Esko Reinikainen
Esko Reinikainen is a Helsinki-based systems change consultant. He specialises in translating complex emerging technologies into practical implementation strategies for traditional industries, with a focus on public service and healthcare contexts. His current work is centred on AI integration and digital transformation. He develops AI literacy frameworks for organisations, covering fundamental concepts and advanced implementation strategies such as Retrieval-Augmented Generation (RAG) and multi-agent systems. He advises organisations on the practical aspects of AI adoption, including ethics, compliance, and change management.
In the healthcare sector, Esko serves as an external expert advisor. His projects range from developing healthcare AI research networks and data fabric architectures to modernising the AI-enabled post-market surveillance of medical devices. His consulting approach combines technical competency with an understanding of organisational dynamics in complex, regulated environments. His cross-European experience includes advisory work on healthcare AI network development in Germany.
He has also acted as an advisor for government agencies, including the Netherlands Ministry of Economic Affairs on medical devices regulation and the UK Government Cabinet Office on network strategy and systems change. Esko is a founding member of both MyData Global ry and Systems Change Finland ry, organisations focused on ethical data management and societal transformation. His work applies a systems thinking methodology, viewing AI not as an isolated tool but as part of an interconnected system that includes clinical workflows, regulatory frameworks, and organisational cultures.
Aiheet
Utilization of AI in post-market surveillance
Artificial intelligence (AI) could transform post-market surveillance (PMS) of medical devices.
Under the EU Medical Device Regulation (MDR), manufacturers must establish comprehensive, continuous, proactive surveillance systems across the product lifecycle. AI technologies can augment the existing PMS system by automating literature reviews, monitoring adverse event databases, and analysing diverse real-world data sources such as clinical studies, complaints, and electronic health records.
Key applications include automated data collection, signal detection, trend analysis, and predictive risk assessment, which enhance the speed and accuracy of identifying safety issues. Potentially AI can also streamline regulatory compliance by generating Periodic Safety Update Reports (PSURs), post-market surveillance reports, and documentation updates through natural language generation.

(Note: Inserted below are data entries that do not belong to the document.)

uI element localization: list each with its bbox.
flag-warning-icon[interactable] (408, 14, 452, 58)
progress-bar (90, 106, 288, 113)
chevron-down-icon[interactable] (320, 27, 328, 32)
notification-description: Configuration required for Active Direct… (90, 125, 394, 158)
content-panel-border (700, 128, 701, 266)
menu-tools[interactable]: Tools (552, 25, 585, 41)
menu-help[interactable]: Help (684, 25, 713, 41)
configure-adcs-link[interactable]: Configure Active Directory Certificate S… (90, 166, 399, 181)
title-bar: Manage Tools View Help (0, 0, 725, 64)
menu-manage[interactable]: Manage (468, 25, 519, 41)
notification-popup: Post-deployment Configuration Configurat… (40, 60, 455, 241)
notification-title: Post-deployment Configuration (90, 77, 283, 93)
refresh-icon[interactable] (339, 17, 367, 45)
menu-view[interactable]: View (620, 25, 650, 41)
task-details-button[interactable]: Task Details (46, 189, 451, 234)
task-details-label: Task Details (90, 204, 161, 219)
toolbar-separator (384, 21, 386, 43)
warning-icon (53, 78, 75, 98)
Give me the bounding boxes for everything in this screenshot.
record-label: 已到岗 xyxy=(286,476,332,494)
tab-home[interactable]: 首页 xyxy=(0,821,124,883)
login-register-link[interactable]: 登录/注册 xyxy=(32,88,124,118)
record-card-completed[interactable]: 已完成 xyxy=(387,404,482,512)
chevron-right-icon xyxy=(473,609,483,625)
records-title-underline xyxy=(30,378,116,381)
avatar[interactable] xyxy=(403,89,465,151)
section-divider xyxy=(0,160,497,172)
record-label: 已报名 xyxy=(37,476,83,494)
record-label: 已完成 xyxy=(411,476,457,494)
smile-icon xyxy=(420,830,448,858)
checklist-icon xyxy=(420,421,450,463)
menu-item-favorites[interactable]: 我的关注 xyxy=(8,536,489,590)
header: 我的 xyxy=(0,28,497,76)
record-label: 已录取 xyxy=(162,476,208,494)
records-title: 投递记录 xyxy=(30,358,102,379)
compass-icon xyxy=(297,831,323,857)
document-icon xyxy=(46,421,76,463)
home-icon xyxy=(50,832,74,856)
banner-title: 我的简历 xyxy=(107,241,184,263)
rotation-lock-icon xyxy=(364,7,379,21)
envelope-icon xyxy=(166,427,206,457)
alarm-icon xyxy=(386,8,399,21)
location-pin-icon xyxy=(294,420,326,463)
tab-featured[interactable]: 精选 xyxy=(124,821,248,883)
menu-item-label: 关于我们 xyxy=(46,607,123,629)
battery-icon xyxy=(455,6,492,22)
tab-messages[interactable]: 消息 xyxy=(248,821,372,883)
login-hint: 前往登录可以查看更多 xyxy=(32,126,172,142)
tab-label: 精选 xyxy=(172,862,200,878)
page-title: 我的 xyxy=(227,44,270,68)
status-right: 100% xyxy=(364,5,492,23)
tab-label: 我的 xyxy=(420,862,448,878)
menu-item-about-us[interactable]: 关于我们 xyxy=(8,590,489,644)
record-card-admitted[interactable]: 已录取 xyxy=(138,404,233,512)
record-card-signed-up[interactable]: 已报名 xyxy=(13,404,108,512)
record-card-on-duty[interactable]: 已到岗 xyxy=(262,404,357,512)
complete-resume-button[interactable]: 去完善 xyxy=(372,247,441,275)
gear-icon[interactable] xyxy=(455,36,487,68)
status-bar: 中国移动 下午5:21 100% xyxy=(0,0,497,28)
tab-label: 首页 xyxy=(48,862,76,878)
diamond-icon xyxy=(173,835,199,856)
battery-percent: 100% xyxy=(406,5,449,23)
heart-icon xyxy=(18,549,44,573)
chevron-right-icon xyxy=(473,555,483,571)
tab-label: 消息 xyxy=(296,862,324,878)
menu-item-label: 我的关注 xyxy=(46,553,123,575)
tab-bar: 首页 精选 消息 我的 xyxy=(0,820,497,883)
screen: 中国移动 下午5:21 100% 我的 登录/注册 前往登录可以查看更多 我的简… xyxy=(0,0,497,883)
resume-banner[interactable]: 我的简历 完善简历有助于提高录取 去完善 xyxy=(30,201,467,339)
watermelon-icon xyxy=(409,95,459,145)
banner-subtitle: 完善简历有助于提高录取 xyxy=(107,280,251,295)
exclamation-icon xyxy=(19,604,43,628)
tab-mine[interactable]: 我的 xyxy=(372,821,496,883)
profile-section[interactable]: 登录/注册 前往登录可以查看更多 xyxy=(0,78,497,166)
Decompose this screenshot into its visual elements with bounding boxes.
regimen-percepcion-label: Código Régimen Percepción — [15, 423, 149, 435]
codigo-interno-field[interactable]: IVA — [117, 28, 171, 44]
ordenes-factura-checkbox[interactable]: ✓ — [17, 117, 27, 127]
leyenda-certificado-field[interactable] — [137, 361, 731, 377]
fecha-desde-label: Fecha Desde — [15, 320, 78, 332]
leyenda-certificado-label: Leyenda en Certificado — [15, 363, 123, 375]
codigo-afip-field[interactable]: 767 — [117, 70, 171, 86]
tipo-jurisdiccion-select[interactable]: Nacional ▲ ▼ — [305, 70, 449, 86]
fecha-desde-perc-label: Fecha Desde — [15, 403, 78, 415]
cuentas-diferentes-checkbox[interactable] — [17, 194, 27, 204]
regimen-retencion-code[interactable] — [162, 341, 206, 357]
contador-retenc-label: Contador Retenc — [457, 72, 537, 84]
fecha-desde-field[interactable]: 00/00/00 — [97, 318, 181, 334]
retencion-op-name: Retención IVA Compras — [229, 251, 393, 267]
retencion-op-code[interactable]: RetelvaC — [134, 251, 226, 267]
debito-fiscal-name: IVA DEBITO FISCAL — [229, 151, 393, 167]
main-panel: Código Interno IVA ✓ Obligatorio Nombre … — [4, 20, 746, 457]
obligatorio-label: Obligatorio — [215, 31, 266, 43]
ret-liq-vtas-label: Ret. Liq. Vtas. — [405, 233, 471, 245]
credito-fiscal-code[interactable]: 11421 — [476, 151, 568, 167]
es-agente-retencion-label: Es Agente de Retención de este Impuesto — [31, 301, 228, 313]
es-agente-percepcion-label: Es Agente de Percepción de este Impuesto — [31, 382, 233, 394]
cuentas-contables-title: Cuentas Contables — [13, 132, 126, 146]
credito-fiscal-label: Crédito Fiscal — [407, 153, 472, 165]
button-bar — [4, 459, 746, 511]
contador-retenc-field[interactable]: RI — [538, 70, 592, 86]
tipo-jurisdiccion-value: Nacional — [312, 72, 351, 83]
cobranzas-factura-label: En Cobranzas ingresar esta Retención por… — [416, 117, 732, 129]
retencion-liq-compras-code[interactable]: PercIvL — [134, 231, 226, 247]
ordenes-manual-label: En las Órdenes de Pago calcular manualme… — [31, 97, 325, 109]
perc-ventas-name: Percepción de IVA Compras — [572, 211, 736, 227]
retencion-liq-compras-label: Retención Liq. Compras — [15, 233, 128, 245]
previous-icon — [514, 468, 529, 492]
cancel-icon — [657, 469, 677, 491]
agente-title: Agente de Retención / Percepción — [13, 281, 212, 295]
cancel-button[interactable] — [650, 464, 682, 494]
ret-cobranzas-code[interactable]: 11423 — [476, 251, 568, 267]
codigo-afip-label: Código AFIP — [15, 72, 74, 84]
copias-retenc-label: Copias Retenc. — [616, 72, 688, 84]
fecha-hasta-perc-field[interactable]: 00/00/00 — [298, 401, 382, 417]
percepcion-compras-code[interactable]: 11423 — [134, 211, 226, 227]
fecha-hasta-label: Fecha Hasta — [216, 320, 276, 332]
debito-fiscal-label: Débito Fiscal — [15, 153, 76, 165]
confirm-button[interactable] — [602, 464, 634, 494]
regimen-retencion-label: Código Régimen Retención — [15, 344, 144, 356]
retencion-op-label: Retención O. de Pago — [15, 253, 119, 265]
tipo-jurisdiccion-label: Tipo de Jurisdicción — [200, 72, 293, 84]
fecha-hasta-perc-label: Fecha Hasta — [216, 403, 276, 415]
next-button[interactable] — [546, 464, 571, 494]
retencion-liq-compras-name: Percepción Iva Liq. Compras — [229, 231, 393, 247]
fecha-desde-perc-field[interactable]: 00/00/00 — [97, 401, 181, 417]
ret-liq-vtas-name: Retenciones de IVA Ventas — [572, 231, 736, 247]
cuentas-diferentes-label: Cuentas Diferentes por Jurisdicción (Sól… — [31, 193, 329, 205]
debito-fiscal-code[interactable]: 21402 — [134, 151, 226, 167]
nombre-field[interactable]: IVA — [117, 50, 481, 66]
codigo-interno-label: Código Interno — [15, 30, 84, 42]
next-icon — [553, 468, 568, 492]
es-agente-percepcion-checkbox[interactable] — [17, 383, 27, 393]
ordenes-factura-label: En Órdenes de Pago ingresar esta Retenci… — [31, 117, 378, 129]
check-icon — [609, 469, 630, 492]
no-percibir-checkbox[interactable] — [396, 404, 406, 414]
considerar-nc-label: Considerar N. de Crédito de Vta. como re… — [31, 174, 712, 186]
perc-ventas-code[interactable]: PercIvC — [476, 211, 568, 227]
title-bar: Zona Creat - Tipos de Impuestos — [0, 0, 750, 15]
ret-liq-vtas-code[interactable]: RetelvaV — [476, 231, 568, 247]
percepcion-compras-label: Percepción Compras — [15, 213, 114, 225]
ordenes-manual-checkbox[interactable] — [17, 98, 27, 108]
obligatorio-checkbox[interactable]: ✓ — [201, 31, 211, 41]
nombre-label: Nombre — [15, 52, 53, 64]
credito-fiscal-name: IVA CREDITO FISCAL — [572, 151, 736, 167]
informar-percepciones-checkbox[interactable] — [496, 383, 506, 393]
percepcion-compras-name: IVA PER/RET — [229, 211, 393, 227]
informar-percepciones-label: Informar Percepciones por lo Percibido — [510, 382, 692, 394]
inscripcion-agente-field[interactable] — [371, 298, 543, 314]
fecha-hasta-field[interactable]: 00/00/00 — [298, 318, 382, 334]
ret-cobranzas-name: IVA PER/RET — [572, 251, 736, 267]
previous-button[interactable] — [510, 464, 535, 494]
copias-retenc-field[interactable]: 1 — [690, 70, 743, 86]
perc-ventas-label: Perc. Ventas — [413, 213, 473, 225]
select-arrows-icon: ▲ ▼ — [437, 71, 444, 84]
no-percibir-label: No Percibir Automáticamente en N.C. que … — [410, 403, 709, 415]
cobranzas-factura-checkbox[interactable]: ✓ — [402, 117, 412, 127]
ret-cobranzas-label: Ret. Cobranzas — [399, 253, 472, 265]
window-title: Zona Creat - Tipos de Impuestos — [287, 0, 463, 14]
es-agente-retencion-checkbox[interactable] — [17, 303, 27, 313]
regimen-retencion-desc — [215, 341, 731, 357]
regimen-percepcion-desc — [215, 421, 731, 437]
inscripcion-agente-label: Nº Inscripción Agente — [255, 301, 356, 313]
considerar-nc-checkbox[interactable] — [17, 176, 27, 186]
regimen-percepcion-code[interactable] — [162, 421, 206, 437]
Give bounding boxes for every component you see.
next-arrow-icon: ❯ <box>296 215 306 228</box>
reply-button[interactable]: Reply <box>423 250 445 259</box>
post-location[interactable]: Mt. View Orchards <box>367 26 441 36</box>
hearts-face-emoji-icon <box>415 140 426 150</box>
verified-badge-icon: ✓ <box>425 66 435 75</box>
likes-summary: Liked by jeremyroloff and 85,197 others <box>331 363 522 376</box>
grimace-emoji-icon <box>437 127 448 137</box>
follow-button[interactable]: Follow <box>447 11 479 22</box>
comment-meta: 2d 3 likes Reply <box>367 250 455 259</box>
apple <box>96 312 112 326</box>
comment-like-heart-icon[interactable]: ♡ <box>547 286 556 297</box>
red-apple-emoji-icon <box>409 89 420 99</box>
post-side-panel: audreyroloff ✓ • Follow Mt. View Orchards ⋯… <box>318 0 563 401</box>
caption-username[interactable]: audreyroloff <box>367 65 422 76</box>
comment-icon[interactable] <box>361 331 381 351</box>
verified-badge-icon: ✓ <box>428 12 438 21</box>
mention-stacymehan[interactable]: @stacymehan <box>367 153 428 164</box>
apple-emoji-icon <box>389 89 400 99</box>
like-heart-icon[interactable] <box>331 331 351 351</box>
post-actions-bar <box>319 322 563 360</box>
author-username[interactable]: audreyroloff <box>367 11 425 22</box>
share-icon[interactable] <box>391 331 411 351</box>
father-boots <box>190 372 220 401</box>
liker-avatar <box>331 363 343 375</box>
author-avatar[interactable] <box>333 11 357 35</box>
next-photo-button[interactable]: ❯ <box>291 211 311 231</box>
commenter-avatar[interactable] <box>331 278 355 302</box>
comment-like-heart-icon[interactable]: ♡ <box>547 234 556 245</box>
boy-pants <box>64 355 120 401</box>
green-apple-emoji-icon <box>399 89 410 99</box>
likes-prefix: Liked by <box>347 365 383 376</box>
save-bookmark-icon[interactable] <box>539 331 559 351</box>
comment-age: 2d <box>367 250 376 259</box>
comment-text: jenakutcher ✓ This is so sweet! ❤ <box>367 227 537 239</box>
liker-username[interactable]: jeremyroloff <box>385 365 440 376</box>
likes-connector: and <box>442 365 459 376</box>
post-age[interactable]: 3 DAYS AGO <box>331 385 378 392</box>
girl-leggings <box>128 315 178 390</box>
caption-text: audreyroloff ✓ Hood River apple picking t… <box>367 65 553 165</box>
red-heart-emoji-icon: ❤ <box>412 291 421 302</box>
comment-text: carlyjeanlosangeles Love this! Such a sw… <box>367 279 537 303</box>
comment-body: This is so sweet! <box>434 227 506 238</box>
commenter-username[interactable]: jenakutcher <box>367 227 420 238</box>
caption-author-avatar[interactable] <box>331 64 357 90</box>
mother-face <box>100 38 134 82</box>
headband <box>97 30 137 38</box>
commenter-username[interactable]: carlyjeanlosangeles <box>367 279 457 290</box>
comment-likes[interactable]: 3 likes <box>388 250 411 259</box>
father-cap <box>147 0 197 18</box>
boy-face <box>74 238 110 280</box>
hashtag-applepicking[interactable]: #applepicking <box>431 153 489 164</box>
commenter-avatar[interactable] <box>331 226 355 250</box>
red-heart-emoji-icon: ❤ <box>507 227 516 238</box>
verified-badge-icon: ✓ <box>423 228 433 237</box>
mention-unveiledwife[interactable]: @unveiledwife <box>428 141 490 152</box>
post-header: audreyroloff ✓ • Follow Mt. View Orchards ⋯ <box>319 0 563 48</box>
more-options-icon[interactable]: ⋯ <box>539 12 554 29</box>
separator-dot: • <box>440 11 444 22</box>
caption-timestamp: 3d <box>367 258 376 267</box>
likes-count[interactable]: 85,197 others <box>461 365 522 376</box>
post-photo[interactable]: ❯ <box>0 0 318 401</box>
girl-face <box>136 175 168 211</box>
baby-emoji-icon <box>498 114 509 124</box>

Challenges remain: data quality, integration with existing systems, regulatory validation, and dual compliance with MDR and the EU AI Act. Nevertheless, AI adoption is accelerating, promising significant efficiency improvements, reduced manual burden, and enhanced patient safety through real-time, data-driven oversight.
The emergent landscape of novel AI technologies also provides an opportunity to reconceptualise the PMS system. The legal requirements of PMS could be met by developing an operational framework built from the ground up using AI native technologies.